Почти всѣ американцы поклонялись солнцу, за исключеніемъ эскимосовъ и сѣверныхъ атабасковъ. Культъ солнца здѣсь, какъ и повсюду, оканчивается, повидимому, на границѣ земледѣлія. Около свѣта, солнца, солнечной птицы и т. под. вращаются всѣ великія идеи американской миѳологіи и съ особенной любовью направляются къ востоку. Въ Перу геліолатрія изъ политическихъ видовъ получила единственную въ своемъ родѣ организацію. Мы должны согласиться съ мнѣніемъ Бринтона, что солнце то считалось однимъ изъ божествъ, то ихъ символомъ или формой, то самимъ высшимъ божествомъ. Но при этомъ слѣдуетъ замѣтить, что во многихъ языкахъ небо и солнце обозначаются однимъ и тѣмъ-же словомъ; и въ другихъ мѣстахъ поклоненіе воздается больше свѣту, чѣмъ образу солнца. Солнцу въ хижинѣ начальника приносились въ жертву первые плоды земледѣлія, охоты и войны. Ему возсылались молитвы, когда оно всходило; клятвы, произнесенныя во имя его, считались самыми священными. Благословеніе его испрашивалось для дальняго пути, войны и охоты; въ жертву ему предназначался первый дымъ трубки. У натчезовъ названіе начальника и жреца было „великое солнце“; онъ никого не признавалъ выше себя, кромѣ солнца, и утверждалъ, что происходитъ отъ него. Даже у сіусовъ, отличавшихся отъ натчезовъ во многихъ отношеніяхъ, и у другихъ племенъ къ западу отъ Миссисипи были въ обычаѣ жертвы и воскуриванья въ честь солнца. Солнце, луна и звѣзды пользовались почитаніемъ у пуэблосовъ, наваховъ, суньисовъ и родственныхъ имъ племенъ, правда, не такъ, какъ боги (именно они смутно предугадывали невидимаго высшаго бога), но какъ носителя плодородія и всевозможныхъ благъ. „Съиздавна“, „передъ началомъ свѣта“ говорили гвателматеки. Въ видѣ „основной догмы“ алеутскихъ вѣрованій, указывается поклоненіе солнцу и лунѣ. Братъ и сестра воспылали взаимною любовью, были разлучены и съ тѣхъ поръ отыскиваютъ другъ друга. Солнце преслѣдовалось братомъ и сдѣлало лицо его чернымъ, чтобы опять [610]найти его днемъ: таково происхожденіе пятенъ на лунѣ. Высоко развитый солнечный культъ Перу, который на своей родинѣ по временамъ успѣшно боролся противъ преобладанія безчисленныхъ деревенскихъ и родовыхъ идоловъ (гуака), свѣтитъ даже и въ тѣни первобытныхъ лѣсовъ Гвайяны. Въ Дарьенѣ солнце считалось творцомъ міра; у чибчасовъ одному лишь солнечному богу приносились человѣческія жертвы.

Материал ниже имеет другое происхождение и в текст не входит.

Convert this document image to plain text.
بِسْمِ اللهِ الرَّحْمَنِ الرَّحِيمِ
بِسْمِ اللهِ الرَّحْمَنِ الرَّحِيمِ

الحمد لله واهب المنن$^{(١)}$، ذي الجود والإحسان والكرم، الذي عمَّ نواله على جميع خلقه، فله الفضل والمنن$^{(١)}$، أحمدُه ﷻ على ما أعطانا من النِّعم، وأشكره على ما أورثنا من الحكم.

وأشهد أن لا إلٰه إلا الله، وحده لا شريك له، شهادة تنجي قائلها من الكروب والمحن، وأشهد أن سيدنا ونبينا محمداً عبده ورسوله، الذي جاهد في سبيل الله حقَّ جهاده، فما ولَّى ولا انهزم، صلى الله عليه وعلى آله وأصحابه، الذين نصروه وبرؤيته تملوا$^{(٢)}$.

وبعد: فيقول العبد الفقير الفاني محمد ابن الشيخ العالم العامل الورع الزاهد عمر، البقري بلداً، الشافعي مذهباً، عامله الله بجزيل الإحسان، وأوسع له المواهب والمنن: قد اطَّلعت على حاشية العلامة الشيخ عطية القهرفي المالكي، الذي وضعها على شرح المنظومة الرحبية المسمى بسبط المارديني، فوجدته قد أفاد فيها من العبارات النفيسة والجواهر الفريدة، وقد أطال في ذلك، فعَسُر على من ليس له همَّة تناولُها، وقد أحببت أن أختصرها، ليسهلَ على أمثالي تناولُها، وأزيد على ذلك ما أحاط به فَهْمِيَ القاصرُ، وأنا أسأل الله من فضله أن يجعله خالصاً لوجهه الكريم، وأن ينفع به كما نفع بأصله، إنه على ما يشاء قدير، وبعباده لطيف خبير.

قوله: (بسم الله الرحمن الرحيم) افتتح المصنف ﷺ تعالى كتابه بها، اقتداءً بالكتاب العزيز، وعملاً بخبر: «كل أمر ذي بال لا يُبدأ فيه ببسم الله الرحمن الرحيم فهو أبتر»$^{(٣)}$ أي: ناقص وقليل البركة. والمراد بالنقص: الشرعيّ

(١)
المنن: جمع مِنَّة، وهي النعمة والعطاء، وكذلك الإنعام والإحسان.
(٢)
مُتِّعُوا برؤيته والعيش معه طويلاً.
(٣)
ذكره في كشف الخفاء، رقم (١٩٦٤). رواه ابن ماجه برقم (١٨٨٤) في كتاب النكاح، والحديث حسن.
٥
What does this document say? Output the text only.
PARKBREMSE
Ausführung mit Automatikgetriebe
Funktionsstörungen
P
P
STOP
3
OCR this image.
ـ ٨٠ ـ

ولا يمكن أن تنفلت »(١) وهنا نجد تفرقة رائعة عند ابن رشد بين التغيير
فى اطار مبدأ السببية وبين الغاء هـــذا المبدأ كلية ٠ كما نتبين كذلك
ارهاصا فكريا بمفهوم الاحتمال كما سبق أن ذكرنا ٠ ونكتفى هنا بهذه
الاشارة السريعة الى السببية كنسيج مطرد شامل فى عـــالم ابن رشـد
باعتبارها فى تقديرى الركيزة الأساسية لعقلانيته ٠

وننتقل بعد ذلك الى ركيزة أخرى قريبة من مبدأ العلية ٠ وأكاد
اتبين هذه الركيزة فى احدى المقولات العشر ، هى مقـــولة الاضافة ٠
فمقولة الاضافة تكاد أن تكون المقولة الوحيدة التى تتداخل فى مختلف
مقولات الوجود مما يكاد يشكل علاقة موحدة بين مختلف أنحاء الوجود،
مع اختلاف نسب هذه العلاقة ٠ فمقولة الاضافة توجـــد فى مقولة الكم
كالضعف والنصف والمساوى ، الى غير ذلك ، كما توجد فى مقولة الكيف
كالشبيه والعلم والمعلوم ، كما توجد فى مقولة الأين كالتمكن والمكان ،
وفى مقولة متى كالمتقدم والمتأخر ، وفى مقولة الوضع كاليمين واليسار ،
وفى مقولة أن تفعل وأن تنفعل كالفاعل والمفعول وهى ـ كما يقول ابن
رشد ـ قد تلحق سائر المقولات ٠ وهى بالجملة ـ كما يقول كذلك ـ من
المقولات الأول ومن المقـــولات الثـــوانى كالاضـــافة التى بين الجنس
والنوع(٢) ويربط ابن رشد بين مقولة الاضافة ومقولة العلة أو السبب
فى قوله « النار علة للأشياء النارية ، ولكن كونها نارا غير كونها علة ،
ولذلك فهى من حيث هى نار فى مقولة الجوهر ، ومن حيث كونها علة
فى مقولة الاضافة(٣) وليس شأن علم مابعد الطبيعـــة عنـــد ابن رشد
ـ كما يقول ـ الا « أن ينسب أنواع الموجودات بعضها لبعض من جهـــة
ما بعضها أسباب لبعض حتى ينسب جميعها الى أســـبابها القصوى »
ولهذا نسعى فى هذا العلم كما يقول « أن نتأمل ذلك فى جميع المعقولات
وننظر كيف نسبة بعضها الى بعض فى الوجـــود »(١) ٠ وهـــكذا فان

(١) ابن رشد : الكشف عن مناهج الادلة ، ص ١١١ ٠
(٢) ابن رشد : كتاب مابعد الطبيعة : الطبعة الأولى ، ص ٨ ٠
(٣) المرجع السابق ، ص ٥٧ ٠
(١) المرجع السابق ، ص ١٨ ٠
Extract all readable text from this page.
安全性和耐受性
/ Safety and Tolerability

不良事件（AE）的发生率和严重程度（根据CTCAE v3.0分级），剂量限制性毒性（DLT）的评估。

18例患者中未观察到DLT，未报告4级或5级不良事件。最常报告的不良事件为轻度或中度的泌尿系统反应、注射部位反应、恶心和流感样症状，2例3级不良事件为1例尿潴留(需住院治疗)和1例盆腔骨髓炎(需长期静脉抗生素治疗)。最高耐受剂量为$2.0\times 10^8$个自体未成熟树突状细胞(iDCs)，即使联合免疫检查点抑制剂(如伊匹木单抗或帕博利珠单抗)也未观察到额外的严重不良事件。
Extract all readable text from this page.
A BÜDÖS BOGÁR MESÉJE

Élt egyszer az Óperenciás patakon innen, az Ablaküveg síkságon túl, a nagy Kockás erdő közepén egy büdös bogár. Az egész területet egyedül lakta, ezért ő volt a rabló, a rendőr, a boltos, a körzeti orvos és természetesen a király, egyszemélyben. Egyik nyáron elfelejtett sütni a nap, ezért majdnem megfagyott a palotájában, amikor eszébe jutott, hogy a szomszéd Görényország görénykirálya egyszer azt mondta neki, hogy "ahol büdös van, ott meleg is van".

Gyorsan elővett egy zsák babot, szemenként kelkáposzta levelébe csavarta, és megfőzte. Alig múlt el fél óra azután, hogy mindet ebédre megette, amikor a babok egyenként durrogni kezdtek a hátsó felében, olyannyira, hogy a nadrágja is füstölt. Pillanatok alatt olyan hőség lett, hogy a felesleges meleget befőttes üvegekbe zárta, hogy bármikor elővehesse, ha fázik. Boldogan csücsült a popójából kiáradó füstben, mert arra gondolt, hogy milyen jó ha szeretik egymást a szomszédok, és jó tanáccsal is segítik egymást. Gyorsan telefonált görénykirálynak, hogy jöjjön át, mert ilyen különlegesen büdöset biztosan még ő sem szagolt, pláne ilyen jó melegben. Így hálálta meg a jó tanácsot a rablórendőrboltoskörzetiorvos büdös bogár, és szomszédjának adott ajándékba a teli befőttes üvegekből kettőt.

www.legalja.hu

Луна почиталась здѣсь какъ богиня воды и дождя, и поэтому какъ богиня плодородія полей, рождающихъ и новорожденныхъ. Она также и богиня ночи, не приносящая ничего добраго; отъ нея исходятъ яды, болѣзни и дурные сны. Во всѣхъ представленіяхъ, гдѣ злой духъ противополагается доброму, основою чаще всего служитъ отношеніе луны къ солнцу или, правильнѣе, ночи къ дню; здѣсь часто выражается и древняя связь богини плодородія съ темнымъ духомъ подземнаго міра. Отсюда исходитъ предостереженіе — во время созрѣванія плодовъ не оглядываться въ полѣ и не тревожить это опасное двойственное существо. Въ религіозныхъ обрядахъ ацтековъ жрецами богини луны были прокаженные. Пустыня направляетъ взоръ съ надеждою или признательностью къ облакамъ. Поэтому въ пуэблосахъ и casas grandes мы находимъ почитаніе воды, такъ-же, какъ въ Мексикѣ и въ Перу, и подобно тому, какъ облака почитались въ Иранѣ. Тамъ, гдѣ влажность для произростанія полевыхъ плодовъ нужнѣе, чѣмъ тепло, въ особенности, въ Мексикѣ, луна въ качествѣ водяной богини пользовалась особымъ почитаніемъ при празднествахъ сѣва и жатвы. Гумилья разсказываетъ объ одномъ племени на Ориноко, которое при лунномъ затменіи прилежнѣе, чѣмъ когда-либо, работало мотыкой, такъ какъ богиня луны прячетъ свой ликъ, гнѣваясь на людей за ихъ лѣность.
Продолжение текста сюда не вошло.